Battcock taught at William Paterson University.

==Life and career==
Battcock attended Michigan State University, the Accademia di Belle Arti in Rome, and Hunter College. He earned his Ph.D. from New York University in 1978 with a dissertation titled Constructivism and Minimal Art: Some Aesthetic, Theoretical and Critical Correlations.

He wrote frequently for the art magazines Art & Artists and Domus. Battcock taught fine art at William Paterson College and was art critic for the New York Free Press. In the late 1960s and early-’70s, Battcock contributed columns on art and life to tabloids such as Gay and the New York Review of Sex.

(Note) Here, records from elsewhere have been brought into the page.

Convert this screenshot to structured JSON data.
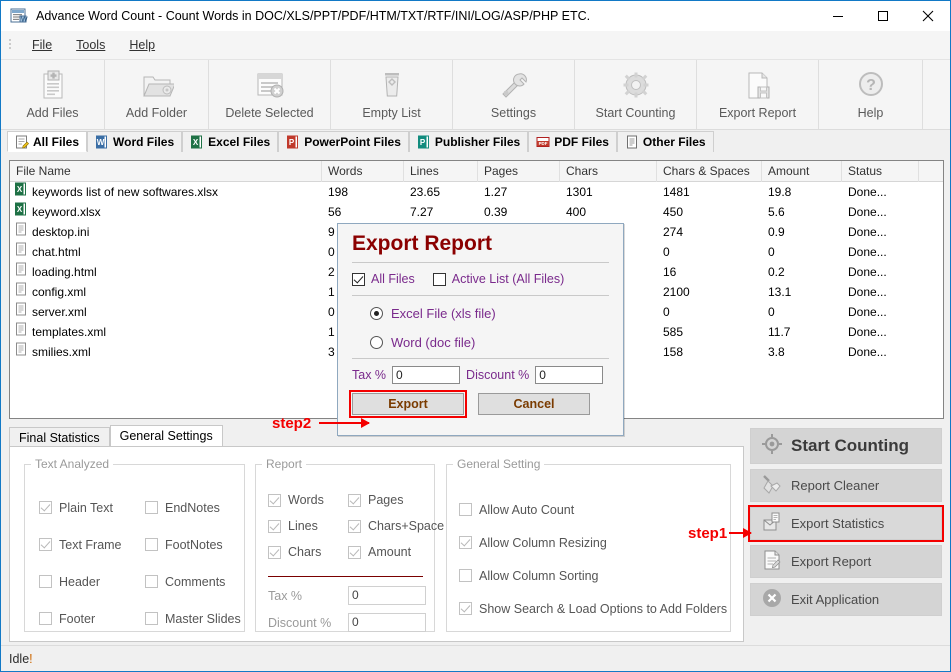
{
  "window": {
    "title": "Advance Word Count - Count Words in DOC/XLS/PPT/PDF/HTM/TXT/RTF/INI/LOG/ASP/PHP ETC.",
    "minimize": "—",
    "maximize": "□",
    "close": "✕"
  },
  "menubar": {
    "items": [
      {
        "label": "File"
      },
      {
        "label": "Tools"
      },
      {
        "label": "Help"
      }
    ]
  },
  "toolbar": {
    "items": [
      {
        "label": "Add Files",
        "icon": "add-files-icon"
      },
      {
        "label": "Add Folder",
        "icon": "add-folder-icon"
      },
      {
        "label": "Delete Selected",
        "icon": "delete-selected-icon"
      },
      {
        "label": "Empty List",
        "icon": "empty-list-icon"
      },
      {
        "label": "Settings",
        "icon": "settings-icon"
      },
      {
        "label": "Start Counting",
        "icon": "start-counting-icon"
      },
      {
        "label": "Export Report",
        "icon": "export-report-icon"
      },
      {
        "label": "Help",
        "icon": "help-icon"
      }
    ]
  },
  "file_tabs": [
    {
      "label": "All Files",
      "active": true,
      "icon": "all-files-icon"
    },
    {
      "label": "Word Files",
      "active": false,
      "icon": "word-icon"
    },
    {
      "label": "Excel Files",
      "active": false,
      "icon": "excel-icon"
    },
    {
      "label": "PowerPoint Files",
      "active": false,
      "icon": "powerpoint-icon"
    },
    {
      "label": "Publisher Files",
      "active": false,
      "icon": "publisher-icon"
    },
    {
      "label": "PDF Files",
      "active": false,
      "icon": "pdf-icon"
    },
    {
      "label": "Other Files",
      "active": false,
      "icon": "other-files-icon"
    }
  ],
  "file_list": {
    "columns": [
      "File Name",
      "Words",
      "Lines",
      "Pages",
      "Chars",
      "Chars & Spaces",
      "Amount",
      "Status"
    ],
    "rows": [
      {
        "name": "keywords list of new softwares.xlsx",
        "icon": "excel-file-icon",
        "words": "198",
        "lines": "23.65",
        "pages": "1.27",
        "chars": "1301",
        "chars_spaces": "1481",
        "amount": "19.8",
        "status": "Done..."
      },
      {
        "name": "keyword.xlsx",
        "icon": "excel-file-icon",
        "words": "56",
        "lines": "7.27",
        "pages": "0.39",
        "chars": "400",
        "chars_spaces": "450",
        "amount": "5.6",
        "status": "Done..."
      },
      {
        "name": "desktop.ini",
        "icon": "text-file-icon",
        "words": "9",
        "lines": "",
        "pages": "",
        "chars": "",
        "chars_spaces": "274",
        "amount": "0.9",
        "status": "Done..."
      },
      {
        "name": "chat.html",
        "icon": "text-file-icon",
        "words": "0",
        "lines": "",
        "pages": "",
        "chars": "",
        "chars_spaces": "0",
        "amount": "0",
        "status": "Done..."
      },
      {
        "name": "loading.html",
        "icon": "text-file-icon",
        "words": "2",
        "lines": "",
        "pages": "",
        "chars": "",
        "chars_spaces": "16",
        "amount": "0.2",
        "status": "Done..."
      },
      {
        "name": "config.xml",
        "icon": "text-file-icon",
        "words": "1",
        "lines": "",
        "pages": "",
        "chars": "",
        "chars_spaces": "2100",
        "amount": "13.1",
        "status": "Done..."
      },
      {
        "name": "server.xml",
        "icon": "text-file-icon",
        "words": "0",
        "lines": "",
        "pages": "",
        "chars": "",
        "chars_spaces": "0",
        "amount": "0",
        "status": "Done..."
      },
      {
        "name": "templates.xml",
        "icon": "text-file-icon",
        "words": "1",
        "lines": "",
        "pages": "",
        "chars": "",
        "chars_spaces": "585",
        "amount": "11.7",
        "status": "Done..."
      },
      {
        "name": "smilies.xml",
        "icon": "text-file-icon",
        "words": "3",
        "lines": "",
        "pages": "",
        "chars": "",
        "chars_spaces": "158",
        "amount": "3.8",
        "status": "Done..."
      }
    ]
  },
  "bottom_tabs": [
    {
      "label": "Final Statistics",
      "active": false
    },
    {
      "label": "General Settings",
      "active": true
    }
  ],
  "text_analyzed": {
    "legend": "Text Analyzed",
    "left": [
      {
        "label": "Plain Text",
        "checked": true
      },
      {
        "label": "Text Frame",
        "checked": true
      },
      {
        "label": "Header",
        "checked": false
      },
      {
        "label": "Footer",
        "checked": false
      }
    ],
    "right": [
      {
        "label": "EndNotes",
        "checked": false
      },
      {
        "label": "FootNotes",
        "checked": false
      },
      {
        "label": "Comments",
        "checked": false
      },
      {
        "label": "Master Slides",
        "checked": false
      }
    ]
  },
  "report": {
    "legend": "Report",
    "left": [
      {
        "label": "Words",
        "checked": true
      },
      {
        "label": "Lines",
        "checked": true
      },
      {
        "label": "Chars",
        "checked": true
      }
    ],
    "right": [
      {
        "label": "Pages",
        "checked": true
      },
      {
        "label": "Chars+Space",
        "checked": true
      },
      {
        "label": "Amount",
        "checked": true
      }
    ],
    "tax_label": "Tax %",
    "tax_value": "0",
    "discount_label": "Discount %",
    "discount_value": "0"
  },
  "general_setting": {
    "legend": "General Setting",
    "items": [
      {
        "label": "Allow Auto Count",
        "checked": false
      },
      {
        "label": "Allow Column Resizing",
        "checked": true
      },
      {
        "label": "Allow Column Sorting",
        "checked": false
      },
      {
        "label": "Show Search & Load Options to Add Folders",
        "checked": true
      }
    ]
  },
  "actions": [
    {
      "label": "Start Counting",
      "icon": "gear-icon",
      "highlight": false,
      "big": true
    },
    {
      "label": "Report Cleaner",
      "icon": "broom-icon",
      "highlight": false,
      "big": false
    },
    {
      "label": "Export Statistics",
      "icon": "export-statistics-icon",
      "highlight": true,
      "big": false
    },
    {
      "label": "Export Report",
      "icon": "export-report-doc-icon",
      "highlight": false,
      "big": false
    },
    {
      "label": "Exit Application",
      "icon": "exit-icon",
      "highlight": false,
      "big": false
    }
  ],
  "modal": {
    "title": "Export Report",
    "all_files_label": "All Files",
    "all_files_checked": true,
    "active_list_label": "Active List (All Files)",
    "active_list_checked": false,
    "excel_label": "Excel File (xls file)",
    "word_label": "Word (doc file)",
    "selected_format": "excel",
    "tax_label": "Tax %",
    "tax_value": "0",
    "discount_label": "Discount %",
    "discount_value": "0",
    "export_label": "Export",
    "cancel_label": "Cancel"
  },
  "annotations": {
    "step1": "step1",
    "step2": "step2",
    "accent": "#f40000"
  },
  "statusbar": {
    "text": "Idle",
    "suffix": "!"
  }
}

He was editor-in-chief of Arts Magazine (1973-1975). In 1977 he co-published the tabloid Trylon & Perisphere with Ron Whyte that included satiric art criticism and soft-core eroticism. He appeared in the Andy Warhol films Eating Too Fast, Horse, and Batman Dracula.

Battcock was murdered at his vacation home in San Juan, Puerto Rico on December 25, 1980. The murder remains unsolved.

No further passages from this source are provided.